As the weather and buying season began to warm up, Bay Area home sales accelerated from February to March, and a number of positive tailwinds are forming that may carry that momentum into April, May and June. In addition to the surprise boon of lower financing costs, which should motivate buyers and sellers, the minting of new Bay Area millionaires has begun. Lyft was the first unicorn out of the IPO gate in March, and there are a handful more to follow. Continued regional economic growth, a surge in newly minted all-cash buyers, and favorable financing terms for those utilizing a mortgage, should contribute to a strengthening housing market through the spring and summer.

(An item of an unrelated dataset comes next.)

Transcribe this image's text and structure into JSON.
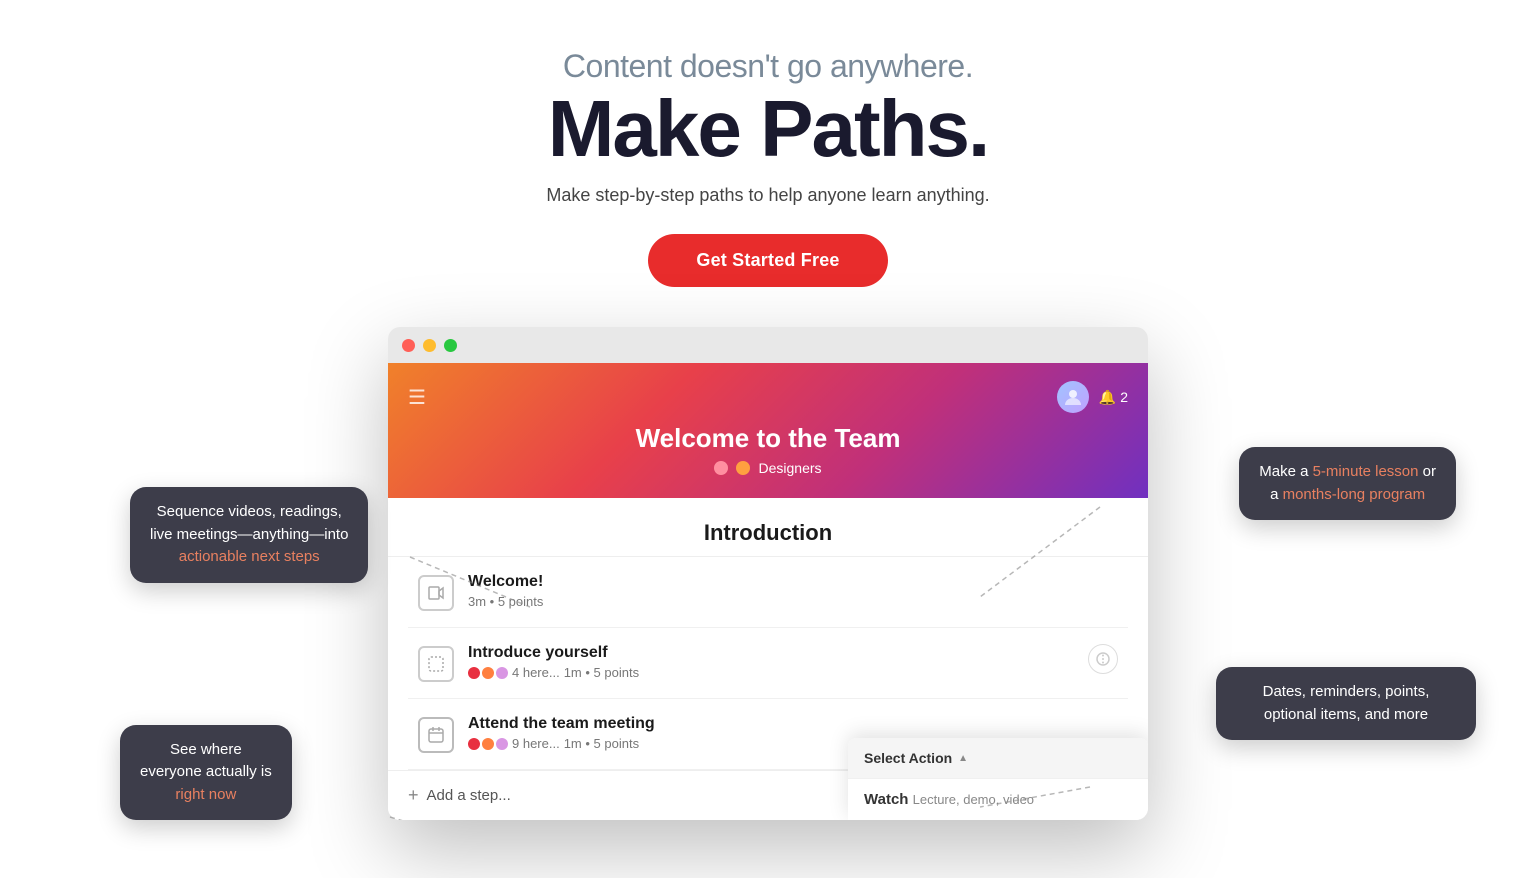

The median Bay Area home price increased incrementally to $890,000 in the first quarter of 2019, as compared to $880,000 in the first quarter of 2018. The median home price was relatively unchanged or decreased modestly in a number of Bay Area counties, including Alameda, Marin, Napa real estate, San Francisco, San Mateo, and Solano (Green Valley real estate). Santa Clara and Sonoma counties showed the largest decreases in the median home price, while the largest increase in the median home price was 6% in Santa Cruz County. The median home price also increased by 3% in Contra Costa County.